Wednesday, April 30, 2008

Vocações ou a falta delas

Este talvez seja dos posts mais complicados de escrever. Porque joga com aspectos muito sensíveis das opções de vida de muita gente, e pode fazer com que alguem se possa sentir atingido com algumas das considerações aqui tecidas. No entanto, considero que talvez seja dos aspectos mais centrais do deplorável panorama científico nacional. E falo da questão das vocações.

Conheço centenas de investigadores, e contam-se pelos dedos de duas mãos aqueles que considero terem uma vocação adequada ao desempenho da investigação. E vocação compreendo como um conjunto de características que incluem, simultaneamente, inteligência, abnegação, capacidade de trabalho e de auto-sacríficio, imaginação e criatividade, grande capacidade de observação e resistência à adversidade. Sem a conjugação de, pelo menos, algumas destas características, será sempre impossível fazer investigação de forma plena. E o problema é que aquilo a que por vezes assisto é pessoas a fazerem passar-se por investigadores de ponta sem haver a conjugação de nenhum destes factores. E vejo gente que só faz investigação porque não tinha outra ocupação à qual se dedicar.
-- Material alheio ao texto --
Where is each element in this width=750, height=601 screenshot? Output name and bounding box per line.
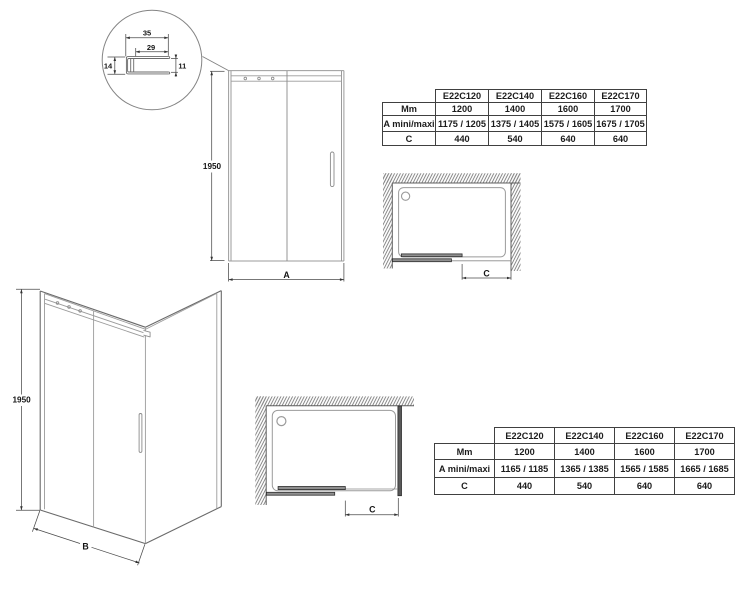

Isto é péssimo. Nem consigo imaginar razão pior para se fazer investigação.

O mercado de trabalho está inundado (ou nunca esteve sequer preparado para absorver) licenciados de determinadas áreas do conhecimento. Pelo menos, falo do mercado de trabalho nacional. As universidades formam levas de licenciados sem qualquer aplicação prática e imediata, que só servem para aumentar o número de desempregados, por um lado, ou o número de candidatos a bolseiro, por outro. É óbvio que existe uma desadequação entre oferta e procura, e entre aquilo que a investigação necessita e o que os licenciados aspiram. E é deste caldo de desadequações que os fazedores de sonhos se aproveitam, para promover ilusões de que pelo caminho da investigação patrocinada pelo Estado se consegue ir adiando a verdadeira questão de fundo, que é a incapacidade em encaminhar todo este manancial de cérebros para algo mais palpável do que uma bolsa. Não estou contra os bolseiros, estou é contra esta política de que mais vale ter uma bolsa do que nada; porque ter "nada" não deveria nunca ser opção.

Convenhamos: eu sei que nunca serei um excelente jogador de futebol. Isso só está ao alcance de alguns. Aceito-o e compreendo-o. O mesmo raciocínio deveria estar subjacente a todos os que consideram a licenciatura condição sine qua non para a felicidade, para a prosperidade e para serem felizes na vida amorosa. Licenciatura ainda hoje é panaceia. Esta visão institucionalizou-se e ganhou força de dogma. É pelo facto de o acesso ao ensino superior se ter democratizado, banalizado, abandalhado e facilitado que se permite que qualquer indíviduo possa ter a pretensão de se licenciar, e de almejar a vôos intelectuais para os quais manifestamente não foi talhado. E depois é um vê-se-te-avias para arranjar emprego, e tudo vale, incluindo inundar os centros de investigação. Muitos dos mentores de algumas licenciaturas públicas são o principal obstáculo à modernização do sistema: nunca, por intermédio de uma análise sistemática, fria e racional com base nos pressupostos das necessidades do país e da oferta formativa, conseguem chegar à evidentíssima conclusao de que aquilo que criaram é inútil, e, consequentemente, passível de ser extinto. Somos assim confrontados com cursos sem grande empregabilidade, quando a têm. Neste ponto, surte ainda bestial efeito a inflação desmedida das médias de curso, garante máximo de que, pelo menos, o efeito paliativo da bolsa se fará sentir. Vivemos assim uma bolsa-dependência, para escamotear o défice de empregabilidade crónica que grassa neste país. E daqui resulta o triste facto de termos, quase literalmente, todo o cão e gato (desde que cumpra a meta estatística de ser detentor de uma "boa média"; reparem no vício terrível de que não é preciso ser brilhante, basta parecê-lo) a aceder a posições de investigação que deveriam estar reservadas unicamente aos mais capazes. Depois é vê-los, 15 dias antes do final da bolsa, sem perspectivas de emprego real, a pensar em prolongar a agonia com o providencial balão de oxigénio que é... uma outra bolsa!!!

1 comment:

Filipe said...

Quem são os mais capazes ? Os que acabam o curso com médias de 17 para cima ?? Não me faça rir !! Uma licenciatura é uma corrida de 100 metros mas uma carreira de investigação é uma maratona! Ser-se bom nos 100 metros não implica ser-se bom na maratona e vice-versa !! Já vi muito na vida e por isso acredite no que eu lhe digo !!